В советской реальности самозванство становится выражением безличности и фактически санкционировано государством, формирующим новую генерацию «преображенной» твари. В повести «Собачье сердце» писатель представил образ «антропологического самозванца» — не преображенного, а искаженного человека, каким является Шариков. Псевдочеловек, созданный профессором Преображенским, не приобретший элементарных культурных навыков, живущий исключительно низменными животными запросами, предуготован не к совершенствованию своей природы, а к ее «тиражированию». Об этом говорит выбранное «очеловечившимся» псом имя — Полиграф Полиграфович. Мистическая связь имени и человека трансформировалась в вульгарно-пародийную оппозицию имя / документ и в ее абсурдную разновидность — антитезу документ / человек. Документ, будучи материально-вещественным доказательством бытия человека, выступает его буквальным «показателем», т. е. именем. Поэтому все манипуляции с именем в древних сакральных учениях приравнивались к святотатству — «воровству священных вещей» (тать — вор). Вещь и имя, имея общую онтологию, взаимообусловлены друг другом. Эта связь вносит дополнительный смысловой нюанс в развитие темы самозванства. В «Собачьем сердце», например, герой-самозванец непременно оказывается вором. В фельетоне «Золотые корреспонденции Ферапонта Ферапонтовича Капорцева» корреляция самозванства и воровства развернута Булгаковым сюжетно. Тип вора и авантюриста Лжедмитрия, возникающий в «корреспонденции» персонажа, получит дальнейшее развитие в образе мошенника Юрия Милославского («Блаженство»).

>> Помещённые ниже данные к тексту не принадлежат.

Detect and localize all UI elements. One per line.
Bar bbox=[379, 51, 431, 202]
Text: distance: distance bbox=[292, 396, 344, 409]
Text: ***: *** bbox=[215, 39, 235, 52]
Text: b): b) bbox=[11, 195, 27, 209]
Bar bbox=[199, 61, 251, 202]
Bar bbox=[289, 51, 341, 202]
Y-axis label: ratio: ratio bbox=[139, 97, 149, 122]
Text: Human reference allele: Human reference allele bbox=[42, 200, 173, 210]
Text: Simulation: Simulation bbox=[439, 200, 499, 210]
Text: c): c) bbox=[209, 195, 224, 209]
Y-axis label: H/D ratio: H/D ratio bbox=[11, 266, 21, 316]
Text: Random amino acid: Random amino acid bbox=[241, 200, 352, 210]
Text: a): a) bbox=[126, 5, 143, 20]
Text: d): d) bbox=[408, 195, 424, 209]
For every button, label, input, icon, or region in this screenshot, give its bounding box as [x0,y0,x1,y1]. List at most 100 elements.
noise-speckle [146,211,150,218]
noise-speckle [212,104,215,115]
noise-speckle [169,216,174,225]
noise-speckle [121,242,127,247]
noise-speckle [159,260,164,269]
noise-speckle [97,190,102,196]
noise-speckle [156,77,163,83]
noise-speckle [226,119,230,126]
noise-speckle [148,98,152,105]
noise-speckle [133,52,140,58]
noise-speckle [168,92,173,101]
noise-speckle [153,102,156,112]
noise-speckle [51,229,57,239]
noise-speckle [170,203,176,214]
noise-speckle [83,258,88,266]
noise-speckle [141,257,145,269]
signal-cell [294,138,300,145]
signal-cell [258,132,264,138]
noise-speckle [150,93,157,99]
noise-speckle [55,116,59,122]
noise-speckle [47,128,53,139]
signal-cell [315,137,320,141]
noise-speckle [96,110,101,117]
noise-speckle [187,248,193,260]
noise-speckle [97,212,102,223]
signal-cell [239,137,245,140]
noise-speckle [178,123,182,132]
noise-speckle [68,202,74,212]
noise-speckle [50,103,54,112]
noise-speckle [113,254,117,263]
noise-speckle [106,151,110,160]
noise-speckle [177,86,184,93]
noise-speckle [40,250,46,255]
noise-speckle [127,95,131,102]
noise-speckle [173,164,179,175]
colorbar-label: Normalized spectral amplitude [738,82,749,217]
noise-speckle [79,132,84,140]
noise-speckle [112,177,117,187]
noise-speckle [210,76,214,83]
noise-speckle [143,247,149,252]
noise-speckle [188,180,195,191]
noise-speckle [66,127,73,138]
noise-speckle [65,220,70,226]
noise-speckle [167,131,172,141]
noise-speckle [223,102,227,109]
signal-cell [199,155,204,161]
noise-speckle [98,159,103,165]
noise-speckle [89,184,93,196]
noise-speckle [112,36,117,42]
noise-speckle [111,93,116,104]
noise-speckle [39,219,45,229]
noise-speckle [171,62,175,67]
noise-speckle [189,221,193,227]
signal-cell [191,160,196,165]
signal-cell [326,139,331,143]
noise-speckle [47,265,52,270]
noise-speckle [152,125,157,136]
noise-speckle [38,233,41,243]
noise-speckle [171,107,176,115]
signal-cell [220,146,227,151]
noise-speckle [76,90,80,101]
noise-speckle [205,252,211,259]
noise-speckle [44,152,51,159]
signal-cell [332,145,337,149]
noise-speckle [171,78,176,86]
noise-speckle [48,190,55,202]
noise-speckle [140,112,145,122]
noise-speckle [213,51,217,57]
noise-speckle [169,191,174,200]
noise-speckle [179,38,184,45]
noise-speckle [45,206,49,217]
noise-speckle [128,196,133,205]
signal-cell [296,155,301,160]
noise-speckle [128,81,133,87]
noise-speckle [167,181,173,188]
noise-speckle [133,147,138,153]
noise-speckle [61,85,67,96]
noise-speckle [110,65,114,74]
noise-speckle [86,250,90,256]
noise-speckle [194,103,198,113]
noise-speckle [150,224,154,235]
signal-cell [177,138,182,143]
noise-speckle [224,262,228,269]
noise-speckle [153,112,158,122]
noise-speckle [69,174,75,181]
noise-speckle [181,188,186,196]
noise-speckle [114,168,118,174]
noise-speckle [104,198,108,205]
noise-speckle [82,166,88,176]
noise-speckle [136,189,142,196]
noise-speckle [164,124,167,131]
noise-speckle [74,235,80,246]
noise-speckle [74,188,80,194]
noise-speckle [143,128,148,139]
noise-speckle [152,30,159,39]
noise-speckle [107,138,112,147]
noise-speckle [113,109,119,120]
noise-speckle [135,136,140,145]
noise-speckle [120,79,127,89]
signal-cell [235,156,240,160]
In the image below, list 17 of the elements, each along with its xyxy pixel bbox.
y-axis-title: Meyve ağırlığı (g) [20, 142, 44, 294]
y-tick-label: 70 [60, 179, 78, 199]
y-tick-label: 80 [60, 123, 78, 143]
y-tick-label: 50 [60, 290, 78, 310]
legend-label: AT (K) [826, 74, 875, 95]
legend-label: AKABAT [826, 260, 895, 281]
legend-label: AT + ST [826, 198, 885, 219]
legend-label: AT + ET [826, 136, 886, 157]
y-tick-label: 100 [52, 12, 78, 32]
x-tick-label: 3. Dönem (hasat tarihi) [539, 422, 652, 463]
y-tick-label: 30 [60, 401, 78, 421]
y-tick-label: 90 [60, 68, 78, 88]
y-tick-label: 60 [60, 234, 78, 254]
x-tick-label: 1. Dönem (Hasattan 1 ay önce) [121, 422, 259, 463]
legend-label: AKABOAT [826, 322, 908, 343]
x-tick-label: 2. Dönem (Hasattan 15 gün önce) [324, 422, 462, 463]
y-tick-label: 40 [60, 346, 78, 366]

В обширно представленной в творчестве писателя галерее образов-самозванцев Милославский восходит к гоголевскому Хлестакову, образ которого Булгаков интерпретировал в киносценарии «Необычайное происшествие, или Ревизор», где Хлестаков выдает себя за петербургского генерал-губернатора и мастерски играет эту роль в провинциальном городе. Актерство, искусство внешней и внутренней метаморфозы, имеет непосредственное отношение к самозванству, в чем был убежден Гоголь, обличавший в «Мертвых душах» самозванство Чичикова, виртуозно овладевшего таким искусством перевоплощения. Булгаков на материале великой поэмы создал собственную оригинальную пьесу, в которой по-своему расставил акценты. Чичиков в ней не только актер, но и талантливый режиссер, заставляющий губернских помещиков играть свою пьесу, в которой он предстает тайным ревизором, восходящим к гоголевской «Развязке Ревизора», где Ревизор есть воплощение Совести. В этой апелляции Булгакова к образу Совести проявилась так же, как у его великого предшественника, жгучая тоска по подлинности в жизни и искусстве, перед которой рассыпается в прах всякая ложь и фальшь. Мечтавший о преодолении смуты и об искоренении самозванства в России, Булгаков верил в ее духовное преображение / возрождение.

Архетипам самозванства и смуты в творчестве писателя противостоят архетипические образы созидателей и защитников отечества, которые являются центральными в либретто «Минин и Пожарский». Однако выразителями глубокого идейно-философского содержания оказываются не только заглавные герои либретто, но и герои второго плана, среди которых патриарх Гермоген. Прикованный к стене в кремлевской темнице, он являет собой символический образ-архетип святой Руси, принимающей муки во имя веры и верности Родине. Фигура первосвятителя напоминала Булгакову патриарха Тихона (Белавина), повторившего в XX веке подвиг своего древнего предшественника. С образом патриарха связан мотив провиденциального испытания, ниспосланного Богом русскому народу, и последующего за ним искупления. Драматург развивает эту идею, представляя вождей русского ополчения духовными избранниками, принимающими «последний бой» за Отечество. Эсхатологический мотив последнего дня / последнего боя в либретто реализуется в сцене пожара Москвы, который выступает не только исторической реалией, но и символом очищения Руси от вражеской скверны, знаменующим конец смуты. Сама фамилия сподвижника Минина — Пожарский — раскрывает светоносное начало героя. Стратегия промедления полководца вызывает ассоциацию с действиями Кутузова в Отечественную войну 1812 года. Образы Пожарского и Кутузова, имеющие несомненное сходство, воспринимаются как варианты одного национально-культурного архетипа, восходящего к былинному богатырю Святогору, будто бы не совершающему никаких внешних подвигов, но вместе с тем наделенному необыкновенной внутренней — святой — силой, которую не могут одолеть враги русской земли. Былинная тема богатырства народа, связанная с образом князя Пожарского, находит воплощение в «ополчении святорусском», представляющем собой единство / сплочение всего народа.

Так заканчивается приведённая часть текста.